Jeff Bond's liner note describes James Horner's score for Commando as "exchanging the thematic, leitmotif aspect of his symphonic scores for a style that was as single-minded as John Matrix's pursuit of his daughter..."
The core elements of Horner's score for the film are used to great effect in the film's robust and memorable Main Title. Bond lists those elements as "pulsating electronica riffs, crashing Simmons drums, a growl of no-nonsense orchestral menace from low brass, a calypso-like steel drum tune, an undulating, almost breezy saxophone riff and the exotic sound of Japanese shakuhachi flute."

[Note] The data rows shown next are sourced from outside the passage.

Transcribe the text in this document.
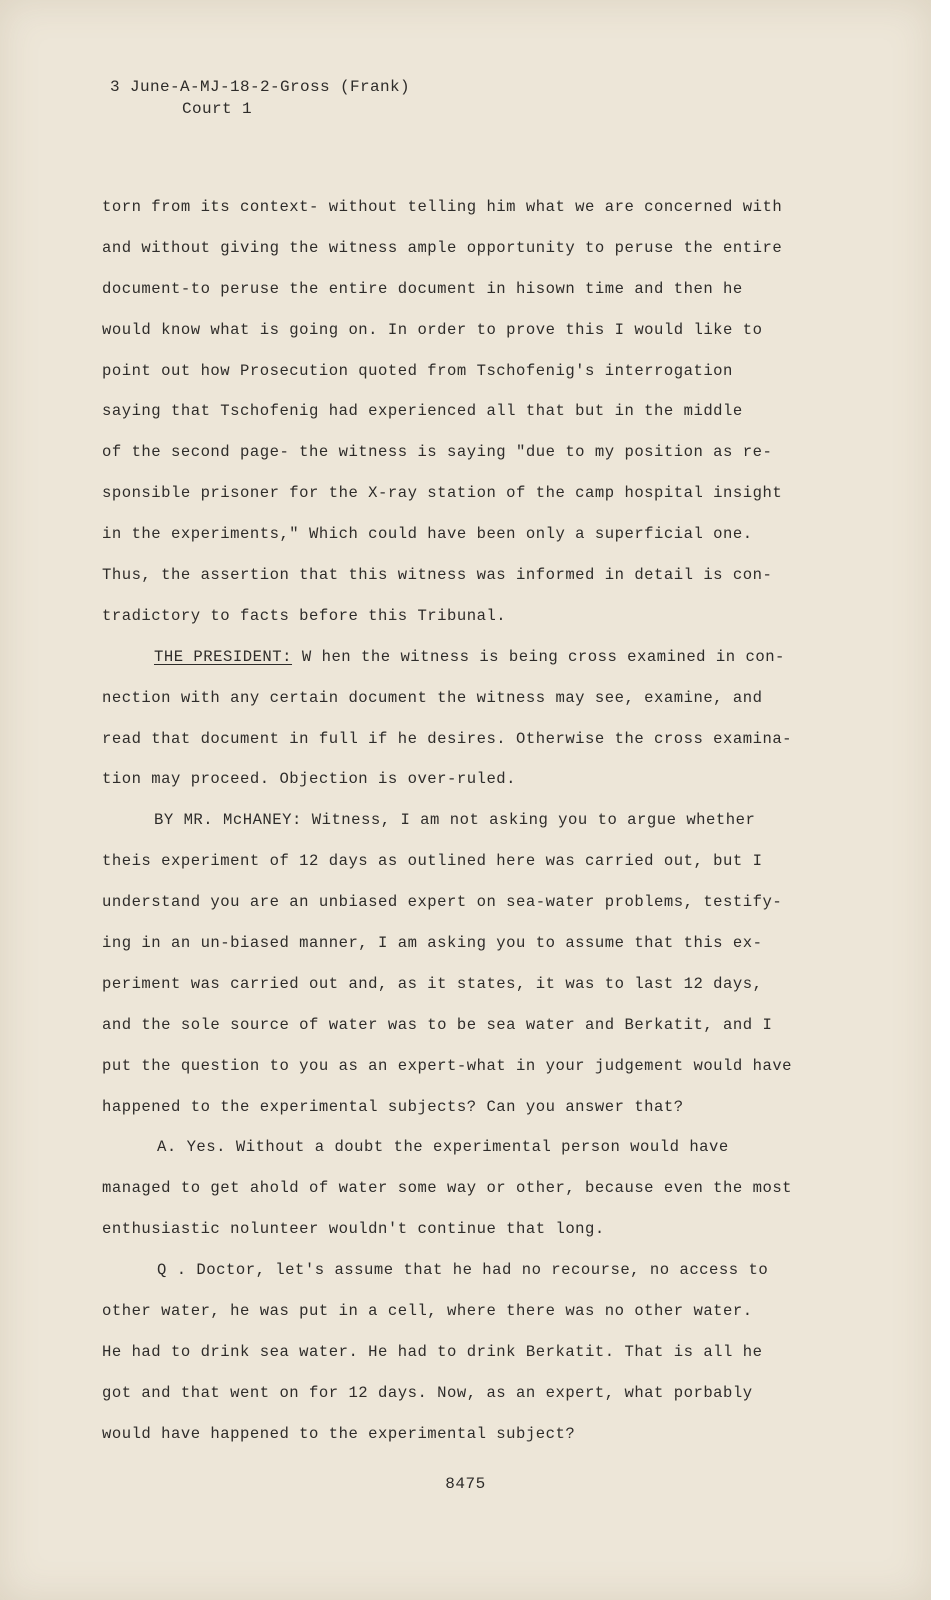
3 June-A-MJ-18-2-Gross (Frank)
Court 1
torn from its context- without telling him what we are concerned with
and without giving the witness ample opportunity to peruse the entire
document-to peruse the entire document in hisown time and then he
would know what is going on. In order to prove this I would like to
point out how Prosecution quoted from Tschofenig's interrogation
saying that Tschofenig had experienced all that but in the middle
of the second page- the witness is saying "due to my position as re-
sponsible prisoner for the X-ray station of the camp hospital insight
in the experiments," Which could have been only a superficial one.
Thus, the assertion that this witness was informed in detail is con-
tradictory to facts before this Tribunal.
THE PRESIDENT: W hen the witness is being cross examined in con-
nection with any certain document the witness may see, examine, and
read that document in full if he desires. Otherwise the cross examina-
tion may proceed. Objection is over-ruled.
BY MR. McHANEY: Witness, I am not asking you to argue whether
theis experiment of 12 days as outlined here was carried out, but I
understand you are an unbiased expert on sea-water problems, testify-
ing in an un-biased manner, I am asking you to assume that this ex-
periment was carried out and, as it states, it was to last 12 days,
and the sole source of water was to be sea water and Berkatit, and I
put the question to you as an expert-what in your judgement would have
happened to the experimental subjects? Can you answer that?
A. Yes. Without a doubt the experimental person would have
managed to get ahold of water some way or other, because even the most
enthusiastic nolunteer wouldn't continue that long.
Q . Doctor, let's assume that he had no recourse, no access to
other water, he was put in a cell, where there was no other water.
He had to drink sea water. He had to drink Berkatit. That is all he
got and that went on for 12 days. Now, as an expert, what porbably
would have happened to the experimental subject?
8475
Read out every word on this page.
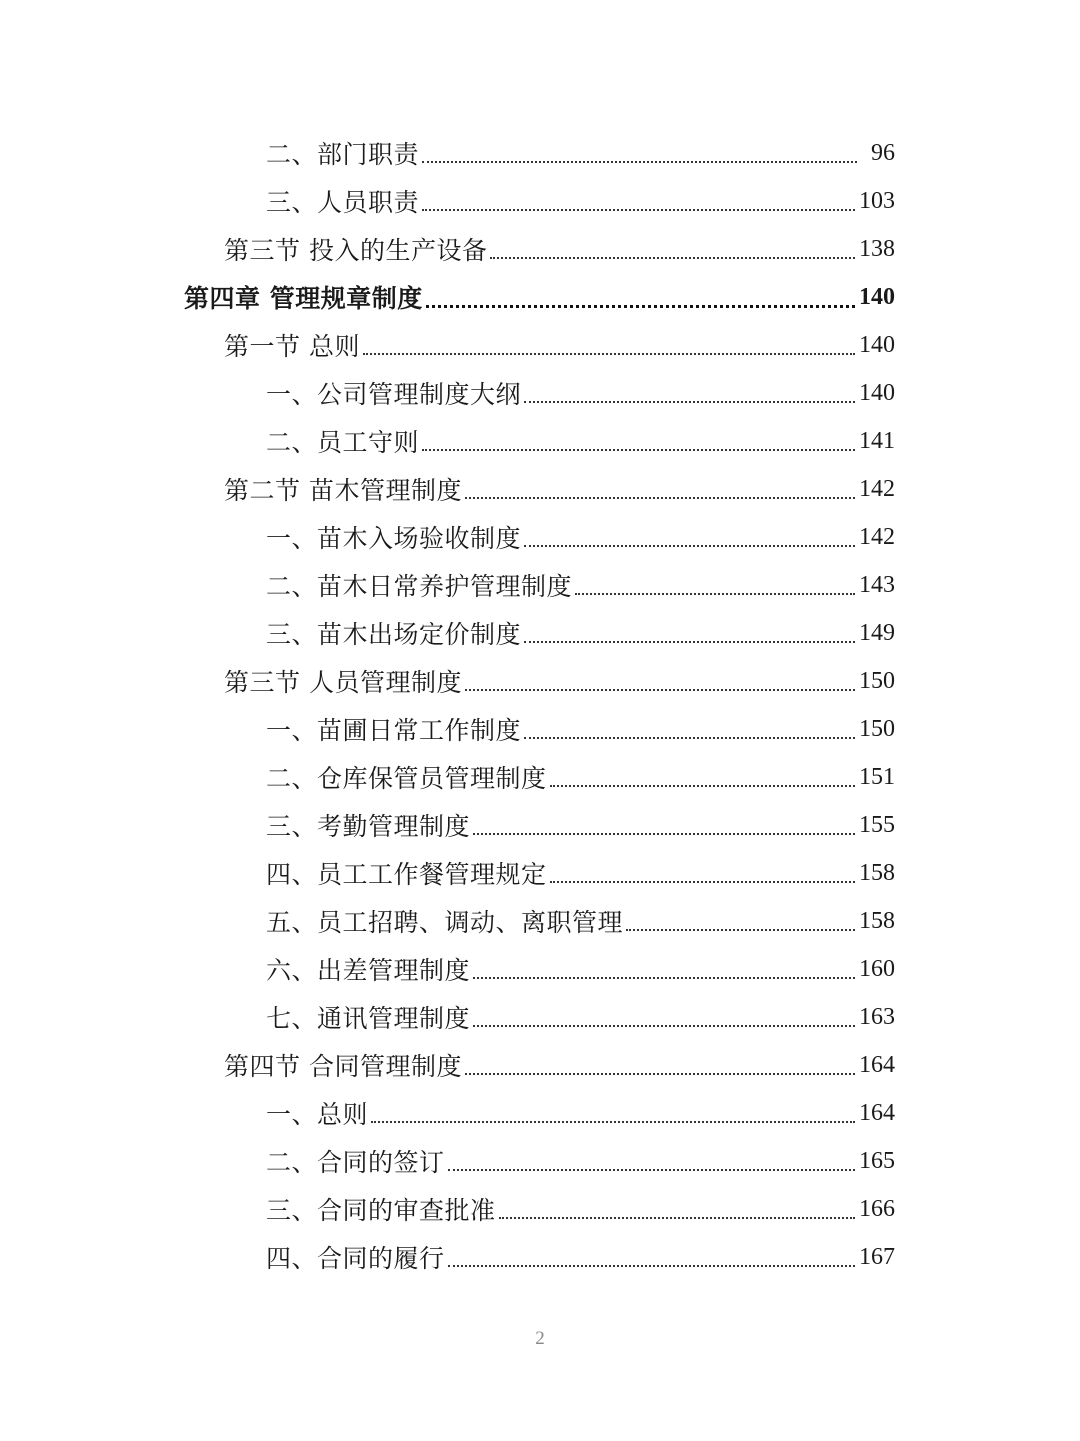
二、部门职责	96
三、人员职责	103
第三节 投入的生产设备	138
第四章 管理规章制度	140
第一节 总则	140
一、公司管理制度大纲	140
二、员工守则	141
第二节 苗木管理制度	142
一、苗木入场验收制度	142
二、苗木日常养护管理制度	143
三、苗木出场定价制度	149
第三节 人员管理制度	150
一、苗圃日常工作制度	150
二、仓库保管员管理制度	151
三、考勤管理制度	155
四、员工工作餐管理规定	158
五、员工招聘、调动、离职管理	158
六、出差管理制度	160
七、通讯管理制度	163
第四节 合同管理制度	164
一、总则	164
二、合同的签订	165
三、合同的审查批准	166
四、合同的履行	167
2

One thing I feel compelled to note, or point out, is that the score's "no-nonsense brass" and "calypso-like steel drum" textures and flourishes sound very much like the brass and steel drum textures and flourishes Horner composed for 1982's 48hrs. Something not at all surprising considering Horner's well known, and self-admitted, habit of reusing his past compositions. That observation is in no way meant to disparage Horner's superlative work here and elsewhere. It was part of his process and good music is good music, period.
The Main Title also contains a brief and gentle melody, played by the orchestra's string instruments, heard during a montage of scenes showing the loving bond between father and daughter. It only appears here and nowhere else in the movie.
What follows the Main Title is some fifty-plus minutes of gnashing and grinding action cues. "Horner's score becomes the musical equivalent of Schwarzenegger's stone face as the movie progresses," Bond observes in his notes. "It is largely unvarying, but it gains power through sheer repetition, reinforcing Matrix's unstoppable determination."